Patients infected with certain drug-resistant tuberculosis strains have to take multiple antibiotics continuously for up to two years to treat the infection. Research from Washington University now shows these resistant strains share a single mutation that weakens the host immune response.
An estimated 20 percent of previously treated tuberculosis cases are drug-resistant.
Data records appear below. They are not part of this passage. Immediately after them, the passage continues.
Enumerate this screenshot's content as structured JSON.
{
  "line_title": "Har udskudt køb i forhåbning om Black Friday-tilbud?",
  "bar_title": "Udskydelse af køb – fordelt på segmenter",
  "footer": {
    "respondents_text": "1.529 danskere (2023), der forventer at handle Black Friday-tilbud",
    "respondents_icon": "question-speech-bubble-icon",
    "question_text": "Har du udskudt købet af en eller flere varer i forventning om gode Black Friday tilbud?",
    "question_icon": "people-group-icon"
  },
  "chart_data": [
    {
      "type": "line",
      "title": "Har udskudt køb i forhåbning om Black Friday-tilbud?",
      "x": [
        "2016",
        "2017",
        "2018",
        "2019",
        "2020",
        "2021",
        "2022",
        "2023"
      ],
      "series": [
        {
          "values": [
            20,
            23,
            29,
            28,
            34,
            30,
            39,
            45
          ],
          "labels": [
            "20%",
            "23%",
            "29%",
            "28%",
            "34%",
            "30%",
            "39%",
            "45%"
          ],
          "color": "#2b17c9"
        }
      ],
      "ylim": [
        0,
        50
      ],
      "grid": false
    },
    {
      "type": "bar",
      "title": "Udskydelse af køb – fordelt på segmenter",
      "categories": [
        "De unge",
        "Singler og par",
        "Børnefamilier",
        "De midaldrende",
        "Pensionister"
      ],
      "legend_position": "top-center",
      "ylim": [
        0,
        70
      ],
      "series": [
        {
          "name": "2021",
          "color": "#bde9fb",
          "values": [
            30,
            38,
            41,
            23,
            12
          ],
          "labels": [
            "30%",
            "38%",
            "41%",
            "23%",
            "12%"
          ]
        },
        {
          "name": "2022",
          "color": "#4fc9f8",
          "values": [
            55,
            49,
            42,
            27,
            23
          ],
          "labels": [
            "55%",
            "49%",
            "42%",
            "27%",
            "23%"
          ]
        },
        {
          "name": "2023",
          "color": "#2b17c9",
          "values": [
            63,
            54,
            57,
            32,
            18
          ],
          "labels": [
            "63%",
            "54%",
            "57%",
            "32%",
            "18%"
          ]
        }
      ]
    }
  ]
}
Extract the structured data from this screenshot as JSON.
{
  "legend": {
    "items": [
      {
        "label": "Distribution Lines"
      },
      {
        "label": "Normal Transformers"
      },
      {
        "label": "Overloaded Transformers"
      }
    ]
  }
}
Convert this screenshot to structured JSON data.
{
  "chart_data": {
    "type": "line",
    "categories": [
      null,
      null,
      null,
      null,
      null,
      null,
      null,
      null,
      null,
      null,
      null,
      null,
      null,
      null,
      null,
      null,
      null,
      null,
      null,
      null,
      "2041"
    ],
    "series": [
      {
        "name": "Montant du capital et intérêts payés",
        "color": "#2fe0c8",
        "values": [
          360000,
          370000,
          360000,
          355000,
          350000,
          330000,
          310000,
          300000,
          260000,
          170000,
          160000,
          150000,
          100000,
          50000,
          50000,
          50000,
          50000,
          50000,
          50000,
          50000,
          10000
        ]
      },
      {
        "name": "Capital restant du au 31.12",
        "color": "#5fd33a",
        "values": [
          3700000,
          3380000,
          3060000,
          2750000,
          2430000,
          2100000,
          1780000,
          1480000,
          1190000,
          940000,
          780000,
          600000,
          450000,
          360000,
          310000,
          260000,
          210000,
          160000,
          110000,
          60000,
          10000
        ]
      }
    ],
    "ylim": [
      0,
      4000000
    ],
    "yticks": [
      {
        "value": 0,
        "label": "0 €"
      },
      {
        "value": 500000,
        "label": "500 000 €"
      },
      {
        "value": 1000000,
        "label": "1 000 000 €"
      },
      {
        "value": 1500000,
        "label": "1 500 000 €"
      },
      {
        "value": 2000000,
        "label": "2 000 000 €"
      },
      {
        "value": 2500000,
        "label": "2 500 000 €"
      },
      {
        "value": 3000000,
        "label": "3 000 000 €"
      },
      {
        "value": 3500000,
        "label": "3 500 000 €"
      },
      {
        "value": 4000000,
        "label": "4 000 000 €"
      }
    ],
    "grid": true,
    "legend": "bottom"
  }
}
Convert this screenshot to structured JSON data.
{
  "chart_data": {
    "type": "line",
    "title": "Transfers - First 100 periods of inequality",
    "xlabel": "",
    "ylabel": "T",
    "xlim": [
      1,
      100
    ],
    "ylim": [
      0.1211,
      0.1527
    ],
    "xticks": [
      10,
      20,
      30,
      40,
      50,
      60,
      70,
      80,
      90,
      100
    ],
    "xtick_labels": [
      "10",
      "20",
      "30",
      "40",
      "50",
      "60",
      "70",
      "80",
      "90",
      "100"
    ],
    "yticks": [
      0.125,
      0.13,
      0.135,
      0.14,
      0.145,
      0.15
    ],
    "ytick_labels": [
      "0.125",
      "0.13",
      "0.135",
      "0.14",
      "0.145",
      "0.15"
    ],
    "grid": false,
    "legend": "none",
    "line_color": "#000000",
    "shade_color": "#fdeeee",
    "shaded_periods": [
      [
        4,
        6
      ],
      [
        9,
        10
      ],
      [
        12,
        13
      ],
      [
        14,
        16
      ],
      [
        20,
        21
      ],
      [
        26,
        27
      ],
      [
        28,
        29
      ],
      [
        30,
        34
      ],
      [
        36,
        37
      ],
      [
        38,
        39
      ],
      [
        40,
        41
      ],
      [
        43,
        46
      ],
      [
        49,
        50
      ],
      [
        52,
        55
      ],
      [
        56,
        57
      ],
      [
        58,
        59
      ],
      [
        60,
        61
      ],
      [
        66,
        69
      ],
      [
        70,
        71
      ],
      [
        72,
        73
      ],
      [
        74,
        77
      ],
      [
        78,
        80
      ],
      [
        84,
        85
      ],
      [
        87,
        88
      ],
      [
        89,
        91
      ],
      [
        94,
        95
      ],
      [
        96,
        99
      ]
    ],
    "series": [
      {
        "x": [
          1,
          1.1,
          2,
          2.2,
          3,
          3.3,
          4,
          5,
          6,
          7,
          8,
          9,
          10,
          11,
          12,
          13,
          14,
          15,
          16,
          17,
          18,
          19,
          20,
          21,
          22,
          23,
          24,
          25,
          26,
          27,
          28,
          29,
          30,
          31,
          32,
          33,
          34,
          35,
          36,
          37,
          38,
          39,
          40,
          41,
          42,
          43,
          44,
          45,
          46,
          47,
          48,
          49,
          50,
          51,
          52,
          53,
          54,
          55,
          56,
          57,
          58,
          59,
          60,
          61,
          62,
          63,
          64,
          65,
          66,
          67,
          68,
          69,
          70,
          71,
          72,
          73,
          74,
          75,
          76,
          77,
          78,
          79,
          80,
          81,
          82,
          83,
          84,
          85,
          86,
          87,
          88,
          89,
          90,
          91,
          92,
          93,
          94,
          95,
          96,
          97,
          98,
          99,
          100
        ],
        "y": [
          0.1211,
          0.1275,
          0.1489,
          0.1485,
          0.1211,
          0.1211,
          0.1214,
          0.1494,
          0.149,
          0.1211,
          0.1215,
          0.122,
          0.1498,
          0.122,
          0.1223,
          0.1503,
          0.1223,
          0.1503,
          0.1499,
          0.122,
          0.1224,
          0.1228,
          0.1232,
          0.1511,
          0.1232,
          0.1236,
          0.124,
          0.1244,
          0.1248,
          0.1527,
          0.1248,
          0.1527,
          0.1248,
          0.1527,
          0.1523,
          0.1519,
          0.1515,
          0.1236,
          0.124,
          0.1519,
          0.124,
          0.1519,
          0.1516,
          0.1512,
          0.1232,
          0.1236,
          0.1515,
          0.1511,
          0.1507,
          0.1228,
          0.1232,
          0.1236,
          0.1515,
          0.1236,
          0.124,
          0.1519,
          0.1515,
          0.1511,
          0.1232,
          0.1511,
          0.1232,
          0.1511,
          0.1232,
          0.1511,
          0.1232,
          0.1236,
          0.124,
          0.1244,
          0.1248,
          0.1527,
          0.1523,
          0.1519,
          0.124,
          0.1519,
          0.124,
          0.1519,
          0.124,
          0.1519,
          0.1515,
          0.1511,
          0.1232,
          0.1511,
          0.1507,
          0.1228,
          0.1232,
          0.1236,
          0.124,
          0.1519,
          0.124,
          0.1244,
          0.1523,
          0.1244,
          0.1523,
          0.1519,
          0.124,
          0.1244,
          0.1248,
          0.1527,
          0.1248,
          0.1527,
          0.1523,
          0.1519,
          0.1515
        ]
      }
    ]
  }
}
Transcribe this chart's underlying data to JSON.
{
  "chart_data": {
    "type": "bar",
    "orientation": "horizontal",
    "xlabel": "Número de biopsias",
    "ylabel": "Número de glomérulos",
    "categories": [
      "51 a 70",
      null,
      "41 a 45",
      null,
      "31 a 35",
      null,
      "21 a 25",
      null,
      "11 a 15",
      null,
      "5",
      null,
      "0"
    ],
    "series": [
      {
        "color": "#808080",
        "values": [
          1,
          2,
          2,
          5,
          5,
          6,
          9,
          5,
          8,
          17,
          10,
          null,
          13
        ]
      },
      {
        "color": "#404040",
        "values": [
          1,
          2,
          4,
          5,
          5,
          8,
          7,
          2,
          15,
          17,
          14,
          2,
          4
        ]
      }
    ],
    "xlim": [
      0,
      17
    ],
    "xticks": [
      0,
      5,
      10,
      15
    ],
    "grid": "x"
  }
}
Treating resistant strains often requires a combination of injectable antibiotics that can severely damage the liver.
Shabaana Khader, a professor of molecular microbiology at Wash U, said taking antibiotics for months at a time can be “a tough regime to keep up with.”
About two in three people who contract drug-resistant TB survive the illness — compared to more than 90 percent of people with drug-sensitive TB.
By sequencing the entire genome of multiple drug-resistant TB strains isolated from an outbreak in New York City in the 1990s, Khader and her research team were able to pinpoint a single mutation common across all the strains.
After finding this needle in a haystack, they decided to confirm their hunch by mutating a drug-sensitive TB strain.
Sure enough, it became drug-resistant.
But not only that, the mutated TB bacteria interacted differently with the mouse immune system, eliciting a slower, weaker immune response and essentially “disarming the burglar alarm” on the host cell.
“The drug-resistant bacteria were tricking the immune response into behaving differently,” Khader said. “They were triggering responses detrimental to the host, rather than the protective responses.”
This difference in immune response may be important when it comes to developing drug therapies to treat drug-resistant tuberculosis.
Specifically, Khader said, we might be able to use this information to try “targeting the host immune response to battle and control the infection better.”
The research team plans to repeat the study in human cells.